Abstract
L’espressione delle emozioni è un tema che attraversa diversi ambiti di studio, fra cui le arti visive e le neuroscienze. Considerando la trattatistica sull’arte del XVI e XVII secolo e le sue connessioni con la Fisiognomica e la Recitazione, si possono riscontrare delle stringenti assonanze con quanto le neuroscienze, soprattutto in seguito alla scoperta dei neuroni specchio, stanno chiarendo sui meccanismi cognitivi del corpo-cervello.
La convinzione che la pittura avesse un profondo impatto sull’osservatore, facendolo dunque “movere” - ossia emozionare - era un punto nevralgico dell’Ut pictura poësis, cioè l’equiparazione dell’arte visiva a quella della parola così importante nella trattatistica di Cinque e Seicento. La rappresentazione dei “moti dell’animo” si otteneva studiando dal vero, per far sì che il riguardante si sentisse mosso da ciò che vedeva.

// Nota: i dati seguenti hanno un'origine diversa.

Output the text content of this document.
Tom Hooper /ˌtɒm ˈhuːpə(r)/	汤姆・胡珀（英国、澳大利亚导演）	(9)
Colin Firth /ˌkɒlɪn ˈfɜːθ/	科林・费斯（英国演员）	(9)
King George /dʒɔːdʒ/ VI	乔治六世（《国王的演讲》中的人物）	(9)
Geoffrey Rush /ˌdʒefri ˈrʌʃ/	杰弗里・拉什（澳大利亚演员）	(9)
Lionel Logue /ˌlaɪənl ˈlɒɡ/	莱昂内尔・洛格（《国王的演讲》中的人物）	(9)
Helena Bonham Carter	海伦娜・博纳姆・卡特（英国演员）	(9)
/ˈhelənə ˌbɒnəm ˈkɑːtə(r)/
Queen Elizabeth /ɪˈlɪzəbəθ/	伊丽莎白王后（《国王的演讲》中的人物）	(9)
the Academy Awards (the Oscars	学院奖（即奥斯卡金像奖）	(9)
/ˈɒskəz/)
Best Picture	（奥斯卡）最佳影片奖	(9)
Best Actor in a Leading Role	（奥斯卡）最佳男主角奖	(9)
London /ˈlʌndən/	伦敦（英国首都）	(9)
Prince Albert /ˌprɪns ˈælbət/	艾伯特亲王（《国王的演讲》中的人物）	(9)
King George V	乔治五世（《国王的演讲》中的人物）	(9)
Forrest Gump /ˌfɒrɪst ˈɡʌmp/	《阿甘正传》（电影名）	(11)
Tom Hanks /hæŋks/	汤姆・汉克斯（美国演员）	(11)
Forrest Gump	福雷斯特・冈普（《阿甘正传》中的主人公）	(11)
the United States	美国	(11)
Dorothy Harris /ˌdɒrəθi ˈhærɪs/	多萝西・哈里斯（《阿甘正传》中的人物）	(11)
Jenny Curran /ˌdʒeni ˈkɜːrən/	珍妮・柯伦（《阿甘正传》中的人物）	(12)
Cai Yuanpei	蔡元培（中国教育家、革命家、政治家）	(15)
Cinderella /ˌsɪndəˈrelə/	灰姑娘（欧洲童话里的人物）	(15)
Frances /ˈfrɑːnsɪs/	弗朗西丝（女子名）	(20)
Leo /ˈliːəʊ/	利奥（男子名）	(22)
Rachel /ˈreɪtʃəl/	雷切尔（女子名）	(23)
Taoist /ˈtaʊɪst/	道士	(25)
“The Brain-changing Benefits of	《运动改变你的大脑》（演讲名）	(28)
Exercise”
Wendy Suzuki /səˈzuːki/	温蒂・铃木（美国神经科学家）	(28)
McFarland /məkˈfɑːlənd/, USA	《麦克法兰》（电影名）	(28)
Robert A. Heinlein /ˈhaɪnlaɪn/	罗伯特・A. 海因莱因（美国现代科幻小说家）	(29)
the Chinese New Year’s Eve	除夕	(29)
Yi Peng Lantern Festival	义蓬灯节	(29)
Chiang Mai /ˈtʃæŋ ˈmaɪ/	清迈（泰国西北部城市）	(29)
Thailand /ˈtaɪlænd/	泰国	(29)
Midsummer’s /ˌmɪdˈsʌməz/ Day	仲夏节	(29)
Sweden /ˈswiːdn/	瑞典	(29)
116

Il ruolo centrale attribuito al corpo in movimento lo si riscontra anche nel ricorso alla recitazione quale pratica creativa in molti artisti del tempo.
La centralità del corpo sia dell’artista nel creare, sia dell’osservatore nel fruire, vengono qui messi in relazione con il ‘paradigma motorio’ delle neuroscienze, da cui emerge che «è col corpo (non solo con il cervello) e le sue capacità di movimento e di azione che noi pensiamo e conosciamo».